In most existing codes and models, the shear strength of reinforced structural members (Vu) is divided into two parts, i.e., shear resistance coming from the matrix (Vc) and from the transverse reinforcement (Vs). To quantify accurately Vc and Vs and also their development throughout the loading, a well-designed testing method consisting of continuous strain quantification along the stirrups, was used in this research. That is, cutting the stirrup leg into two halves, and installing strain gauges continuously inside a small cavity at the center of the bar. With such a full record of strain, the Vs can be determined by the stirrup strain where shear crack crossed, and Vc can be calculated by subtracting Vs from the total shear force. Six steel reinforced beams incorporating different matrix (ECC, concrete and mortar) were tested under four-point bending.
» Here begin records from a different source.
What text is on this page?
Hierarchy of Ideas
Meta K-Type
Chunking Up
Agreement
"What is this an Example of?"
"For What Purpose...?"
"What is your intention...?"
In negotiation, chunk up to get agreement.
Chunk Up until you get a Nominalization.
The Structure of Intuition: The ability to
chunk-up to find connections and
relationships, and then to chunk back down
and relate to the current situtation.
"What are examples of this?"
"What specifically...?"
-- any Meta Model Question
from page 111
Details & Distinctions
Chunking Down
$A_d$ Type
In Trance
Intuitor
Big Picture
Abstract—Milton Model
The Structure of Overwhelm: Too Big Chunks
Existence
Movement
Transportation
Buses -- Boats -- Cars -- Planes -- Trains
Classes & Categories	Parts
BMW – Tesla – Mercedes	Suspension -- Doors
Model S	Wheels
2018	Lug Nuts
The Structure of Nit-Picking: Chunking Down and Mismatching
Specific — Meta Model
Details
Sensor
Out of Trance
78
Shear compression failure was found for all tested beam specimens with crushing of matrix in compression zone. Unlike sudden and rapid shear crack propagation in reinforced concrete and mortar beams, steady and multi-cracking behavior was observed in ECC beams. For all samples, R/ECC, RC or R/mortar, Vc was found not constant after first shear cracking. Besides, stirrups crossed by shear crack did not always yield when ultimate shear strength was reached. Therefore, assuming yielding for all the stirrups along shear cracking path would lead to overestimation on Vs. The shear strength of R/ECC without stirrups was found to be 170% that of the reference concrete beam. However, when reinforced with stirrups (ρt=0.38%), the shear strength of R/ECC beam was found only 13% higher than that of concrete ones, which resulted from incomplete yielding of stirrups at ultimate shear failure. Finally, a simplified truss-strut model for predicting shear carrying capacity of reinforced ECC beams is proposed, and a good agreement is achieved with the experimental results.